Viola. Jordan. Sellars. Wagner.

 

Chanceuse,

Tu avais vu arriver ce week-end de Pâques comme un ennui quelconque, sans agneau ni hallot, sans enfant pour crier après les lapins. Tu n’avais pas anticipé qu’un ami chercherait quelqu’un pour l’accompagner, à la Bastille, alors tu t’étais pointée les mains dans les poches, en jeans et dans le pull d’un autre.
C’était un soir de Wagner. Lundi, 21 avril.

Philippe Jordan ouvre le bal et te ravit vers le Nirvana.

Avoue,
tu n’avais jamais, auparavant, vraiment écouté Tristan. La première fois, c’était pourtant Waltraud Meier et Daniel Barenboïm. Mais peu importe, cette fois-ci, c’est la grâce que tu touches. Dès les cinq premières mesures et trois images hypnotiques de Bill Viola, tu as chaviré et pendant cinq heures trente tu ne vas plus rien sentir couler d’autre dans tes veines qu’une tendresse cinématographique. C’est d’ailleurs une des grandeurs de cette version: la collusion de l’art lyrique et du technicolor.

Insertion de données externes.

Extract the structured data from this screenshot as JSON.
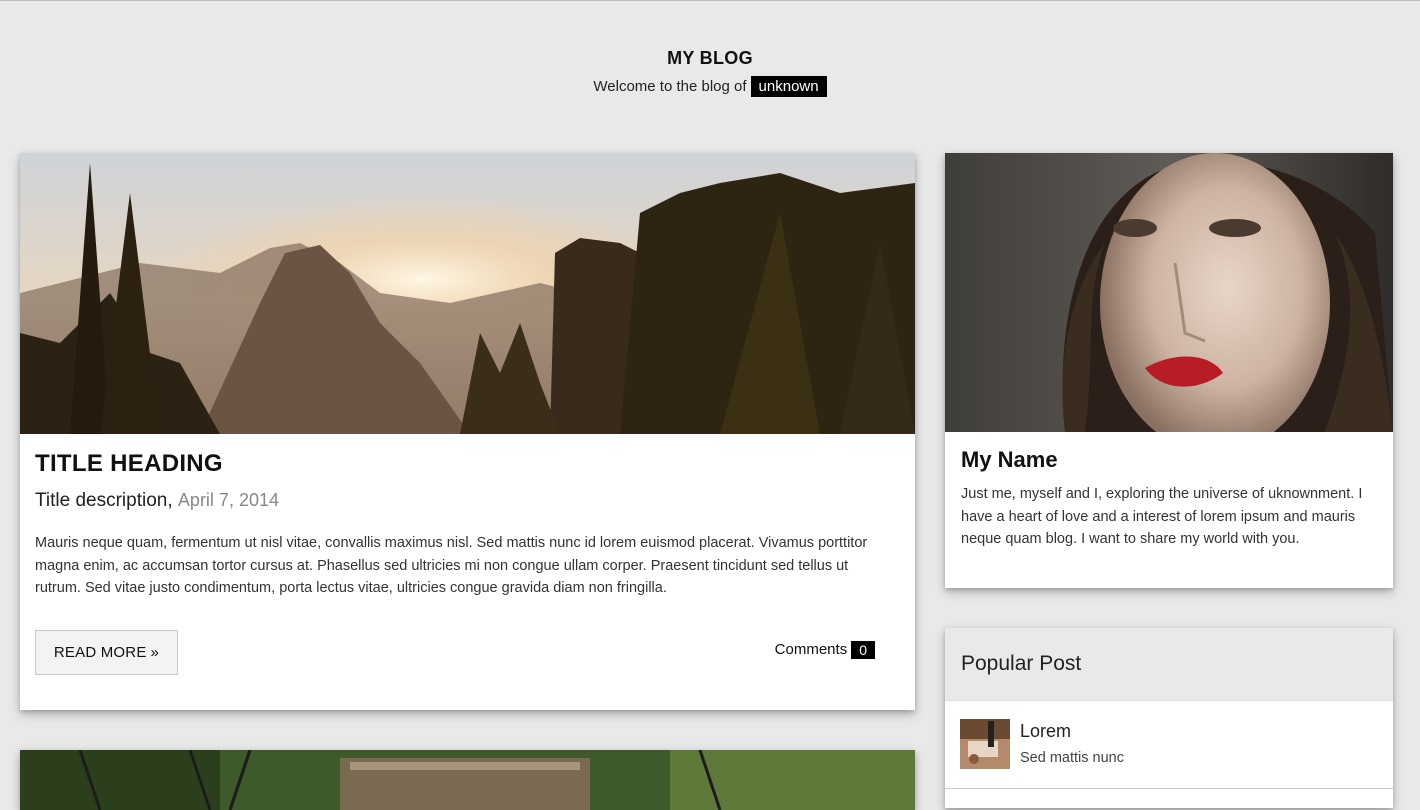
{
  "header": {
    "title": "MY BLOG",
    "welcome_text": "Welcome to the blog of",
    "user_badge": "unknown"
  },
  "post": {
    "title": "TITLE HEADING",
    "description": "Title description,",
    "date": "April 7, 2014",
    "body": "Mauris neque quam, fermentum ut nisl vitae, convallis maximus nisl. Sed mattis nunc id lorem euismod placerat. Vivamus porttitor magna enim, ac accumsan tortor cursus at. Phasellus sed ultricies mi non congue ullam corper. Praesent tincidunt sed tellus ut rutrum. Sed vitae justo condimentum, porta lectus vitae, ultricies congue gravida diam non fringilla.",
    "read_more_label": "READ MORE",
    "read_more_arrow": "»",
    "comments_label": "Comments",
    "comments_count": "0"
  },
  "profile": {
    "name": "My Name",
    "bio": "Just me, myself and I, exploring the universe of uknownment. I have a heart of love and a interest of lorem ipsum and mauris neque quam blog. I want to share my world with you."
  },
  "popular": {
    "heading": "Popular Post",
    "items": [
      {
        "name": "Lorem",
        "subtitle": "Sed mattis nunc"
      }
    ]
  }
}
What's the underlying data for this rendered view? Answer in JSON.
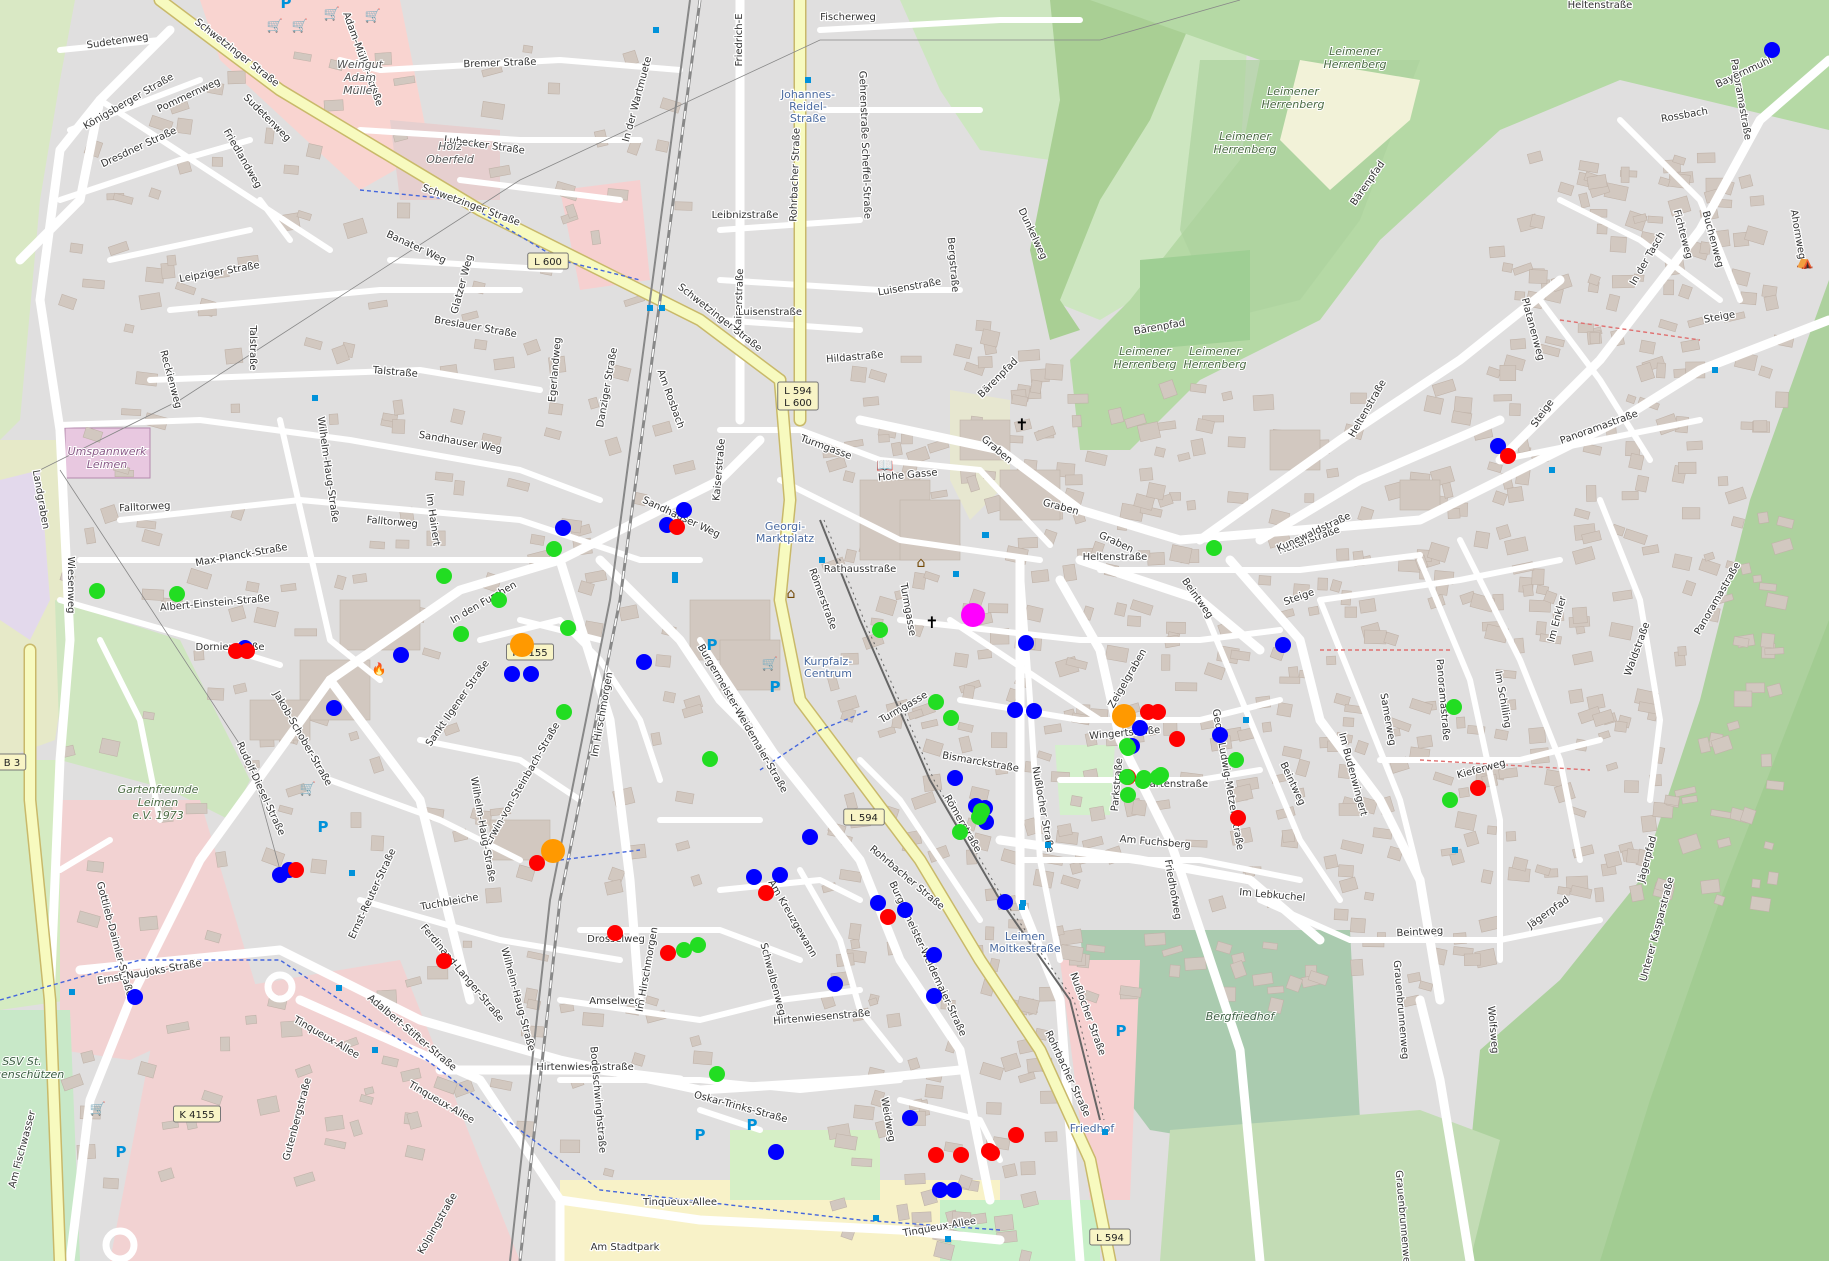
{
  "colors": {
    "background": "#e0dfdf",
    "road_minor": "#ffffff",
    "road_major": "#f7fabf",
    "road_major_casing": "#c9b96a",
    "railway": "#999999",
    "forest": "#add19e",
    "park": "#c8facc",
    "farmland": "#eef0d5",
    "vineyard": "#b3e2a8",
    "cemetery": "#aacbaf",
    "industrial": "#ebdbe8",
    "retail": "#ffd6d1",
    "building": "#d9d0c9",
    "marker_blue": "#0000ff",
    "marker_red": "#ff0000",
    "marker_green": "#22dd22",
    "marker_orange": "#ff9900",
    "marker_magenta": "#ff00ff"
  },
  "street_labels": [
    {
      "id": "sudetenweg",
      "text": "Sudetenweg"
    },
    {
      "id": "schwetzinger-1",
      "text": "Schwetzinger Straße"
    },
    {
      "id": "schwetzinger-2",
      "text": "Schwetzinger Straße"
    },
    {
      "id": "schwetzinger-3",
      "text": "Schwetzinger Straße"
    },
    {
      "id": "adam-mueller",
      "text": "Adam-Müller-Straße"
    },
    {
      "id": "bremer",
      "text": "Bremer Straße"
    },
    {
      "id": "koenigsberger",
      "text": "Königsberger Straße"
    },
    {
      "id": "pommernweg",
      "text": "Pommernweg"
    },
    {
      "id": "sudetenweg-2",
      "text": "Sudetenweg"
    },
    {
      "id": "friedlandweg",
      "text": "Friedlandweg"
    },
    {
      "id": "dresdner",
      "text": "Dresdner Straße"
    },
    {
      "id": "lubecker",
      "text": "Lubecker Straße"
    },
    {
      "id": "in-der-wartmuete",
      "text": "In der Wartmuete"
    },
    {
      "id": "friedrich-ebert",
      "text": "Friedrich-E"
    },
    {
      "id": "fischerweg",
      "text": "Fischerweg"
    },
    {
      "id": "rohrbacher-1",
      "text": "Rohrbacher Straße"
    },
    {
      "id": "gehrenstrasse",
      "text": "Gehrenstraße Scheffel-Straße"
    },
    {
      "id": "leibnizstrasse",
      "text": "Leibnizstraße"
    },
    {
      "id": "kaiserstrasse",
      "text": "Kaiserstraße"
    },
    {
      "id": "bergstrasse",
      "text": "Bergstraße"
    },
    {
      "id": "dunkelweg",
      "text": "Dunkelweg"
    },
    {
      "id": "luisenstrasse-1",
      "text": "Luisenstraße"
    },
    {
      "id": "luisenstrasse-2",
      "text": "Luisenstraße"
    },
    {
      "id": "hildastrasse",
      "text": "Hildastraße"
    },
    {
      "id": "leipziger",
      "text": "Leipziger Straße"
    },
    {
      "id": "banater",
      "text": "Banater Weg"
    },
    {
      "id": "glatzer",
      "text": "Glatzer Weg"
    },
    {
      "id": "breslauer",
      "text": "Breslauer Straße"
    },
    {
      "id": "egerlandweg",
      "text": "Egerlandweg"
    },
    {
      "id": "danziger",
      "text": "Danziger Straße"
    },
    {
      "id": "am-rosbach",
      "text": "Am Rosbach"
    },
    {
      "id": "talstrasse-1",
      "text": "Talstraße"
    },
    {
      "id": "talstrasse-2",
      "text": "Talstraße"
    },
    {
      "id": "reckienweg",
      "text": "Reckienweg"
    },
    {
      "id": "sandhauser-1",
      "text": "Sandhauser Weg"
    },
    {
      "id": "sandhauser-2",
      "text": "Sandhauser Weg"
    },
    {
      "id": "kaiserstrasse-2",
      "text": "Kaiserstraße"
    },
    {
      "id": "turmgasse-1",
      "text": "Turmgasse"
    },
    {
      "id": "hohe-gasse",
      "text": "Hohe Gasse"
    },
    {
      "id": "baerenpfad-1",
      "text": "Bärenpfad"
    },
    {
      "id": "graben-1",
      "text": "Graben"
    },
    {
      "id": "graben-2",
      "text": "Graben"
    },
    {
      "id": "graben-3",
      "text": "Graben"
    },
    {
      "id": "falltorweg-1",
      "text": "Falltorweg"
    },
    {
      "id": "falltorweg-2",
      "text": "Falltorweg"
    },
    {
      "id": "wilhelm-haug-1",
      "text": "Wilhelm-Haug-Straße"
    },
    {
      "id": "im-hainert",
      "text": "Im Hainert"
    },
    {
      "id": "max-planck",
      "text": "Max-Planck-Straße"
    },
    {
      "id": "albert-einstein",
      "text": "Albert-Einstein-Straße"
    },
    {
      "id": "wiesenweg",
      "text": "Wiesenweg"
    },
    {
      "id": "in-den-furchen",
      "text": "In den Furchen"
    },
    {
      "id": "dornierstrasse",
      "text": "Dornierstraße"
    },
    {
      "id": "rathausstrasse",
      "text": "Rathausstraße"
    },
    {
      "id": "roemerstrasse-1",
      "text": "Römerstraße"
    },
    {
      "id": "turmgasse-2",
      "text": "Turmgasse"
    },
    {
      "id": "turmgasse-3",
      "text": "Turmgasse"
    },
    {
      "id": "heltenstrasse-1",
      "text": "Heltenstraße"
    },
    {
      "id": "heltenstrasse-2",
      "text": "Heltenstraße"
    },
    {
      "id": "heltenstrasse-3",
      "text": "Heltenstraße"
    },
    {
      "id": "heltenstrasse-4",
      "text": "Heltenstraße"
    },
    {
      "id": "sankt-ilgener",
      "text": "Sankt Ilgener Straße"
    },
    {
      "id": "jakob-schober",
      "text": "Jakob-Schober-Straße"
    },
    {
      "id": "rudolf-diesel",
      "text": "Rudolf-Diesel-Straße"
    },
    {
      "id": "im-hirschmorgen-1",
      "text": "Im Hirschmorgen"
    },
    {
      "id": "burgermeister-1",
      "text": "Burgermeister-Weidemaier-Straße"
    },
    {
      "id": "erwin-von-steinbach",
      "text": "Erwin-von-Steinbach-Straße"
    },
    {
      "id": "wilhelm-haug-2",
      "text": "Wilhelm-Haug-Straße"
    },
    {
      "id": "zeigelgraben",
      "text": "Zeigelgraben"
    },
    {
      "id": "wingertstrasse",
      "text": "Wingertstraße"
    },
    {
      "id": "bismarckstrasse",
      "text": "Bismarckstraße"
    },
    {
      "id": "roemerstrasse-2",
      "text": "Römerstraße"
    },
    {
      "id": "nussloecher-1",
      "text": "Nußlocher Straße"
    },
    {
      "id": "parkstrasse",
      "text": "Parkstraße"
    },
    {
      "id": "gartenstrasse",
      "text": "Gartenstraße"
    },
    {
      "id": "georg-ludwig-metzer",
      "text": "Georg-Ludwig-Metzer-Straße"
    },
    {
      "id": "am-fuchsberg",
      "text": "Am Fuchsberg"
    },
    {
      "id": "friedhofweg",
      "text": "Friedhofweg"
    },
    {
      "id": "im-lebkuchel",
      "text": "Im Lebkuchel"
    },
    {
      "id": "beintweg-1",
      "text": "Beintweg"
    },
    {
      "id": "beintweg-2",
      "text": "Beintweg"
    },
    {
      "id": "beintweg-3",
      "text": "Beintweg"
    },
    {
      "id": "samerweg",
      "text": "Samerweg"
    },
    {
      "id": "kunewaldstrasse",
      "text": "Kunewaldstraße"
    },
    {
      "id": "steige-1",
      "text": "Steige"
    },
    {
      "id": "steige-2",
      "text": "Steige"
    },
    {
      "id": "steige-3",
      "text": "Steige"
    },
    {
      "id": "im-budenwingert",
      "text": "Im Budenwingert"
    },
    {
      "id": "panoramastrasse-1",
      "text": "Panoramastraße"
    },
    {
      "id": "panoramastrasse-2",
      "text": "Panoramastraße"
    },
    {
      "id": "panoramastrasse-3",
      "text": "Panoramastraße"
    },
    {
      "id": "panoramastrasse-4",
      "text": "Panoramastraße"
    },
    {
      "id": "im-schilling",
      "text": "Im Schilling"
    },
    {
      "id": "im-enkler",
      "text": "Im Enkler"
    },
    {
      "id": "waldstrasse",
      "text": "Waldstraße"
    },
    {
      "id": "kieferweg",
      "text": "Kieferweg"
    },
    {
      "id": "jaegerpfad-1",
      "text": "Jägerpfad"
    },
    {
      "id": "jaegerpfad-2",
      "text": "Jägerpfad"
    },
    {
      "id": "in-der-tasch",
      "text": "In der Tasch"
    },
    {
      "id": "fichteweg",
      "text": "Fichteweg"
    },
    {
      "id": "buchenweg",
      "text": "Buchenweg"
    },
    {
      "id": "ahornweg",
      "text": "Ahornweg"
    },
    {
      "id": "bayernmuhl",
      "text": "Bayernmuhl"
    },
    {
      "id": "barenpfad-2",
      "text": "Bärenpfad"
    },
    {
      "id": "barenpfad-3",
      "text": "Bärenpfad"
    },
    {
      "id": "platanenweg",
      "text": "Platanenweg"
    },
    {
      "id": "ernst-reuter",
      "text": "Ernst-Reuter-Straße"
    },
    {
      "id": "tuchbleiche",
      "text": "Tuchbleiche"
    },
    {
      "id": "ferdinand-langer",
      "text": "Ferdinand-Langer-Straße"
    },
    {
      "id": "wilhelm-haug-3",
      "text": "Wilhelm-Haug-Straße"
    },
    {
      "id": "gottlieb-daimler",
      "text": "Gottlieb-Daimler-Straße"
    },
    {
      "id": "ernst-naujoks",
      "text": "Ernst-Naujoks-Straße"
    },
    {
      "id": "tinqueux-1",
      "text": "Tinqueux-Allee"
    },
    {
      "id": "tinqueux-2",
      "text": "Tinqueux-Allee"
    },
    {
      "id": "tinqueux-3",
      "text": "Tinqueux-Allee"
    },
    {
      "id": "tinqueux-4",
      "text": "Tinqueux-Allee"
    },
    {
      "id": "adalbert-stifter",
      "text": "Adalbert-Stifter-Straße"
    },
    {
      "id": "drosselweg",
      "text": "Drosselweg"
    },
    {
      "id": "amselweg",
      "text": "Amselweg"
    },
    {
      "id": "im-hirschmorgen-2",
      "text": "Im Hirschmorgen"
    },
    {
      "id": "am-kreuzgewann",
      "text": "Am Kreuzgewann"
    },
    {
      "id": "schwalbenweg",
      "text": "Schwalbenweg"
    },
    {
      "id": "burgermeister-2",
      "text": "Burgermeister-Weidemaier-Straße"
    },
    {
      "id": "hirtenwiesen-1",
      "text": "Hirtenwiesenstraße"
    },
    {
      "id": "hirtenwiesen-2",
      "text": "Hirtenwiesenstraße"
    },
    {
      "id": "bodelschwingh",
      "text": "Bodelschwinghstraße"
    },
    {
      "id": "oskar-trinks",
      "text": "Oskar-Trinks-Straße"
    },
    {
      "id": "weidweg",
      "text": "Weidweg"
    },
    {
      "id": "gutenbergstrasse",
      "text": "Gutenbergstraße"
    },
    {
      "id": "kolpingstrasse",
      "text": "Kolpingstraße"
    },
    {
      "id": "am-stadtpark",
      "text": "Am Stadtpark"
    },
    {
      "id": "rohrbacher-2",
      "text": "Rohrbacher Straße"
    },
    {
      "id": "rohrbacher-3",
      "text": "Rohrbacher Straße"
    },
    {
      "id": "nussloecher-2",
      "text": "Nußlocher Straße"
    },
    {
      "id": "wolfsweg",
      "text": "Wolfsweg"
    },
    {
      "id": "grauenbrunnenweg-1",
      "text": "Grauenbrunnenweg"
    },
    {
      "id": "grauenbrunnenweg-2",
      "text": "Grauenbrunnenweg"
    },
    {
      "id": "unterer-kaspar",
      "text": "Unterer Kasparstraße"
    },
    {
      "id": "in-der-tasch-2",
      "text": "Rossbach"
    },
    {
      "id": "am-fischwasser",
      "text": "Am Fischwasser"
    },
    {
      "id": "landgraben",
      "text": "Landgraben"
    }
  ],
  "place_labels": [
    {
      "id": "weingut",
      "lines": [
        "Weingut",
        "Adam",
        "Müller"
      ]
    },
    {
      "id": "holz-oberfeld",
      "lines": [
        "Holz",
        "Oberfeld"
      ]
    },
    {
      "id": "umspannwerk",
      "lines": [
        "Umspannwerk",
        "Leimen"
      ]
    },
    {
      "id": "gartenfreunde",
      "lines": [
        "Gartenfreunde",
        "Leimen",
        "e.V. 1973"
      ]
    },
    {
      "id": "leimener-herrenberg",
      "lines": [
        "Leimener",
        "Herrenberg"
      ]
    },
    {
      "id": "leimener-herrenberg-2",
      "lines": [
        "Leimener",
        "Herrenberg"
      ]
    },
    {
      "id": "leimener-herrenberg-3",
      "lines": [
        "Leimener",
        "Herrenberg"
      ]
    },
    {
      "id": "leimener-herrenberg-4",
      "lines": [
        "Leimener",
        "Herrenberg"
      ]
    },
    {
      "id": "leimener-herrenberg-5",
      "lines": [
        "Leimener",
        "Herrenberg"
      ]
    },
    {
      "id": "bergfriedhof",
      "lines": [
        "Bergfriedhof"
      ]
    },
    {
      "id": "ssv-bogenschuetzen",
      "lines": [
        "SSV St.",
        "Bogenschützen"
      ]
    }
  ],
  "transit_labels": [
    {
      "id": "johannes-reidel",
      "lines": [
        "Johannes-",
        "Reidel-",
        "Straße"
      ]
    },
    {
      "id": "georgi-marktplatz",
      "lines": [
        "Georgi-",
        "Marktplatz"
      ]
    },
    {
      "id": "kurpfalz-centrum",
      "lines": [
        "Kurpfalz-",
        "Centrum"
      ]
    },
    {
      "id": "leimen-moltkestrasse",
      "lines": [
        "Leimen",
        "Moltkestraße"
      ]
    },
    {
      "id": "friedhof",
      "lines": [
        "Friedhof"
      ]
    }
  ],
  "road_shields": [
    {
      "id": "l600-a",
      "text": "L 600"
    },
    {
      "id": "l594-l600",
      "text": "L 594",
      "text2": "L 600"
    },
    {
      "id": "k4155-a",
      "text": "K 4155"
    },
    {
      "id": "l594-b",
      "text": "L 594"
    },
    {
      "id": "k4155-b",
      "text": "K 4155"
    },
    {
      "id": "l594-c",
      "text": "L 594"
    },
    {
      "id": "b3",
      "text": "B 3"
    }
  ],
  "markers": {
    "blue": 44,
    "red": 28,
    "green": 33,
    "orange": 3,
    "magenta": 1
  },
  "icons": [
    "church-icon",
    "shopping-cart-icon",
    "parking-icon",
    "bus-stop-icon",
    "library-icon",
    "town-hall-icon",
    "fire-station-icon",
    "picnic-icon"
  ]
}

Très vite, tu t’es laissé hanter par les anamnèses, mais surtout par Jean-Luc Godard et sa tragique histoire d’amour dans un décor merveilleux. Tu as sombré dans des rêveries où des cantatrices avançaient caméra au poing pour filmer un Gustav Mahler jaloux, reprenant sans cesse les premières notes de l’adagietto de sa 5e sans jamais parvenir à surpasser le maître. Ton voisin du 2e balcon a persiflé une phrase amusée à l’idée qu’avec Isolde, Wagner n’ait jamais voulu que chagriner Nietzsche avant l’heure. Il y avait sans doute un peu de toutes ces hypothèses, mais ce que tu préférais était quand même d’en rester à une histoire d’amour loin du monde, dans la nuit. Tout l’acte II s’est déroulé comme un charme – pas une longueur, pas une fausse note.

So starben wir
Habet Acht
O ew’ge Nacht

Et puis à l’acte III, tu prenais subitement la résolution d’apprendre à jouer du cor anglais.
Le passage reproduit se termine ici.